Autant commencer par le livre le plus direct : Chimamanda Ngozi Adichie a perdu son père durant l'épidémie de Covid-19. Elle en tire un court livre,
Notes sur le chagrin (traduit par Mona de Pracontal). Elle raconte la violence du choc, l'impression de perdre pied, l'incompréhension aussi (elle avait vu son père en forme quelques jours plus tôt dans un appel Zoom. Moi aussi), la banalité des condoléances, les rigueurs administratives. Et les conditions sanitaires qui rendent tout plus difficile. Son expérience et la mienne ne sont pas proches (pas les mêmes cultures, pas les mêmes conditions, pas le même rapport au père), mais le ressenti est le même. C'est un très beau texte, le lire m'a fait du bien (et en écrivant ce mail, en butant sur chaque mot, je mesure aussi à quel point il a pu être difficile à écrire).

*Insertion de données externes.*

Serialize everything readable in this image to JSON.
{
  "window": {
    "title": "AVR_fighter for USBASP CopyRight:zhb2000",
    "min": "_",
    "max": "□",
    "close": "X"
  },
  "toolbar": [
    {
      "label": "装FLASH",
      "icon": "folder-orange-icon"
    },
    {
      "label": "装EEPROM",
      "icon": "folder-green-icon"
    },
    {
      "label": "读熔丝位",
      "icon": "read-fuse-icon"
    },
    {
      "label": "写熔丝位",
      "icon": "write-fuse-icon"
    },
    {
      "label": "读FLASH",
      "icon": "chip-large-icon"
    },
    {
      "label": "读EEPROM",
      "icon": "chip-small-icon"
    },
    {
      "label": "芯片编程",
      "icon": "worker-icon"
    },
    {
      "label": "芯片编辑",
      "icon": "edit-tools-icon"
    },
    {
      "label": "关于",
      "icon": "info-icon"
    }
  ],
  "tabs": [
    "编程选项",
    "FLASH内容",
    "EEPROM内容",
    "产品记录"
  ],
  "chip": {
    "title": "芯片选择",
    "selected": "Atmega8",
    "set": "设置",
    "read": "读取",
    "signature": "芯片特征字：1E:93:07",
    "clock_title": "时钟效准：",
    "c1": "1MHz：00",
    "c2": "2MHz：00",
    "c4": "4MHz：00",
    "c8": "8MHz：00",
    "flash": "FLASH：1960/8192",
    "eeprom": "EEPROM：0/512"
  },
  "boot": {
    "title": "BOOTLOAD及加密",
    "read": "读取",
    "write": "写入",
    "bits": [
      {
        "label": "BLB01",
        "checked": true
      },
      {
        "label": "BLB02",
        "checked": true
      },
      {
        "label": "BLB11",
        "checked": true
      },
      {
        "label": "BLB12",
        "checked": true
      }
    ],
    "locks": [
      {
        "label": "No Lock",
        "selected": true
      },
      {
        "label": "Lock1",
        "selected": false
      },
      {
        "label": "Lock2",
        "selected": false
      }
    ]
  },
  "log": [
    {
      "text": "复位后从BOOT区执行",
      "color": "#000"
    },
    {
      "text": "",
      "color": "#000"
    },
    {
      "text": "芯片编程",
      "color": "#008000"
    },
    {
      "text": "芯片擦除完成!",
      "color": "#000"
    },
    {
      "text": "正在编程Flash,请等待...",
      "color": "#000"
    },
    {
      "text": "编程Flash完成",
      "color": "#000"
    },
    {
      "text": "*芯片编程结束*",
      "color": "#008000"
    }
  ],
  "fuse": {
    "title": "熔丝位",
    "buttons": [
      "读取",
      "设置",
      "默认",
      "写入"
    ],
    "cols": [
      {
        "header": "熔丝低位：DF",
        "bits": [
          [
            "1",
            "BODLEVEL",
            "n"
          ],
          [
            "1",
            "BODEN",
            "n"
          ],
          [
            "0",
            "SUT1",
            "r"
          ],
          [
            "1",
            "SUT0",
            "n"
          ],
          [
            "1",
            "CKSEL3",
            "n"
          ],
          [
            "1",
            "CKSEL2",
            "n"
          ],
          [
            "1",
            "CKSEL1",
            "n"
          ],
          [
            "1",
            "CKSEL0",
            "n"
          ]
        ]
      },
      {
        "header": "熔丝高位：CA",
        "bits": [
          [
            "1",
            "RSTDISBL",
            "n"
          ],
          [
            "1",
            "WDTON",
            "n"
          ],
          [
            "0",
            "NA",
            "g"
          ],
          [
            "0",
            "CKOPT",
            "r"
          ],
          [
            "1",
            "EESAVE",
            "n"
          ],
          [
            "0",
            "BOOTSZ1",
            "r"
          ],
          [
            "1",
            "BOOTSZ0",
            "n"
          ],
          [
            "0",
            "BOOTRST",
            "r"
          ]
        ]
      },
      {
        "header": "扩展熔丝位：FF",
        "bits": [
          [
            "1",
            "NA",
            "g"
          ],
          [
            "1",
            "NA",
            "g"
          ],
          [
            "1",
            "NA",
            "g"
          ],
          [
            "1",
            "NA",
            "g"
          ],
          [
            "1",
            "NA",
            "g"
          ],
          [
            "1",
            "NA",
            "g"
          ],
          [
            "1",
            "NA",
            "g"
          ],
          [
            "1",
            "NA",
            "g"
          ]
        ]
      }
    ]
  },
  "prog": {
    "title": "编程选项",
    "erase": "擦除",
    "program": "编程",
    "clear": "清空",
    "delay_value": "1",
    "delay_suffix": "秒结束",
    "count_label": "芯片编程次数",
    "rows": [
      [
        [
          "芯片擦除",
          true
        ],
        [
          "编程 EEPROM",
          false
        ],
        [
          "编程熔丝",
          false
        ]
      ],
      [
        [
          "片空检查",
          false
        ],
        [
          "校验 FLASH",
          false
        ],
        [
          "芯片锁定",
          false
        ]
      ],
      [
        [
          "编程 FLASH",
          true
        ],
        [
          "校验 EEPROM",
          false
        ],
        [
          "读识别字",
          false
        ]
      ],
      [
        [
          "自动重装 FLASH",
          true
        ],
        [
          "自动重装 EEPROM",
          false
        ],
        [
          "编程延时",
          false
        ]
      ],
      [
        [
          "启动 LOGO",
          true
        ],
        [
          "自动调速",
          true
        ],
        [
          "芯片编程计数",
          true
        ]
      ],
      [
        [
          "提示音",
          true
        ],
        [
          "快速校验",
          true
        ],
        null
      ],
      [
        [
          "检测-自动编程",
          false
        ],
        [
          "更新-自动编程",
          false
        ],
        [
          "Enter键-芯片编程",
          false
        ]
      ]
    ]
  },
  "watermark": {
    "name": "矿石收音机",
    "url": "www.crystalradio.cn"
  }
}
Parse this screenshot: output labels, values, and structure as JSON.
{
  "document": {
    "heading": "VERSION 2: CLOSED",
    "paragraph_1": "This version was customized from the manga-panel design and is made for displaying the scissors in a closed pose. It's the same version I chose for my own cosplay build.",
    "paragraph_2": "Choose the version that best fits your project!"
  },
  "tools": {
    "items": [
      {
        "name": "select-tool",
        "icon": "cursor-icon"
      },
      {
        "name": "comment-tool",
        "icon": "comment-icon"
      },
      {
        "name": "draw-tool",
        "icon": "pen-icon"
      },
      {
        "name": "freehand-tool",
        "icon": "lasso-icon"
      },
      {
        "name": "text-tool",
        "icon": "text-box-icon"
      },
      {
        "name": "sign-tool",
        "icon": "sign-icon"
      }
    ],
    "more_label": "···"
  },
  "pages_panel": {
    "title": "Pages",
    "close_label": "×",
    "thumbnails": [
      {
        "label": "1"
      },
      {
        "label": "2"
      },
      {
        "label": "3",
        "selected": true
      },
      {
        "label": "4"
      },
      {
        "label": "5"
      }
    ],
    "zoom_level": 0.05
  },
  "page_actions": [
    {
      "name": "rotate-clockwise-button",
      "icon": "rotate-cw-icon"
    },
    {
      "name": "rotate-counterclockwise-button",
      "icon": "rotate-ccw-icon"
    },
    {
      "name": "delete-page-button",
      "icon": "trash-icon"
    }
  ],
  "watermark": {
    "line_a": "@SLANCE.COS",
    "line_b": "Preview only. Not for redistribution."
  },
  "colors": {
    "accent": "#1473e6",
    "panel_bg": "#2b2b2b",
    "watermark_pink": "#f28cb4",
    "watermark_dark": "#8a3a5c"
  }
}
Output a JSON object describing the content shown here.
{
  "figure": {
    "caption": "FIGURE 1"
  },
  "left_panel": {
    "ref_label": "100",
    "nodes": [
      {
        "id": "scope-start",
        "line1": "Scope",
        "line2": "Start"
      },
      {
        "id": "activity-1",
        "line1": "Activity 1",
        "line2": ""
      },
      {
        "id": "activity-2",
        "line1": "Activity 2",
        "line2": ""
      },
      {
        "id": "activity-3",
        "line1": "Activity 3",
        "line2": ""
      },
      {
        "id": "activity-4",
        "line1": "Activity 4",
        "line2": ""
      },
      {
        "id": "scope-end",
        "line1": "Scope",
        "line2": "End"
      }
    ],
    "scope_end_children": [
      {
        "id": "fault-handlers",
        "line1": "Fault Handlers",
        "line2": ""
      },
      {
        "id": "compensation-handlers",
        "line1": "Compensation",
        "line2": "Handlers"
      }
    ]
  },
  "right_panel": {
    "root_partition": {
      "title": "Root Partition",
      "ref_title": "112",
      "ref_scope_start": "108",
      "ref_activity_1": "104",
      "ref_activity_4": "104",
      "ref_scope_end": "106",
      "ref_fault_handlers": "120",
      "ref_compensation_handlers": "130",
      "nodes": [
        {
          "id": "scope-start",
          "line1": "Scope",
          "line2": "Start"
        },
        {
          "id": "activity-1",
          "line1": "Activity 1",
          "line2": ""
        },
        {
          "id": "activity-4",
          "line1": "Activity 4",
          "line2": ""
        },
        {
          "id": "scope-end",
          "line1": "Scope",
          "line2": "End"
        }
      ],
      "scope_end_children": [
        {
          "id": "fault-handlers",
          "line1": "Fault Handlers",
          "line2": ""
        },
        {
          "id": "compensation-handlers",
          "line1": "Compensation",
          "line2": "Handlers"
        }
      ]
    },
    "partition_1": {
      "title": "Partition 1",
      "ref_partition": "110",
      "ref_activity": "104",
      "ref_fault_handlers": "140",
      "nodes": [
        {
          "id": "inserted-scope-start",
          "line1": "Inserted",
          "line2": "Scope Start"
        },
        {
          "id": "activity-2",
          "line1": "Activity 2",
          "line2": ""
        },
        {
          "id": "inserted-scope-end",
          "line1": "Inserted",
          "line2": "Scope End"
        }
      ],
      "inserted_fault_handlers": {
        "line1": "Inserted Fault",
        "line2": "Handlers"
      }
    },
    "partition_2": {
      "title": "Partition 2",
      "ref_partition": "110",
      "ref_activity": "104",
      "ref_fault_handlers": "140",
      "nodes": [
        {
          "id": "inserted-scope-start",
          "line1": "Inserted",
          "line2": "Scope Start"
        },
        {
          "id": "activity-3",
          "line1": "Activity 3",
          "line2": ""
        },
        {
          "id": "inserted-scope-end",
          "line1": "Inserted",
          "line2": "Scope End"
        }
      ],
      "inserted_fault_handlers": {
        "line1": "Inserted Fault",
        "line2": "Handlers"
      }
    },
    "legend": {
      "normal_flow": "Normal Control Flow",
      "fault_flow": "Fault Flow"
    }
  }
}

Le chagrin plaque sur moi de nouvelles peaux, fait tomber les écailles de mes yeux. Je regrette mes anciennes certitutes : Il va falloir que tu fasses ton deuil, bien sûr, que tu en parles, que tu t'y confrontes, que tu le traverses. Certitudes pleines de suffisance de qui n'a pas connu le chagrin. J'ai eu des deuils par le passé, mais c'est maintenant seulement que je touche au cœur du chagrin. Mais seulement que j'apprends, en cherchant à tâtons ses bords poreux, qu'il ne se traverse pas.
Plus loin :
Le chagrin n'est pas vaporeux ; il a du corps, il est oppressant, c'est chose opaque. Son poids est plus lourd le matin, après le sommeil : un cœur de plomb, une réalité obstinée qui refuse de bouger. Je ne reverrai jamais mon père. Jamais plus. J'ai l'impression de ne me réveiller que pour sombrer, encore et encore.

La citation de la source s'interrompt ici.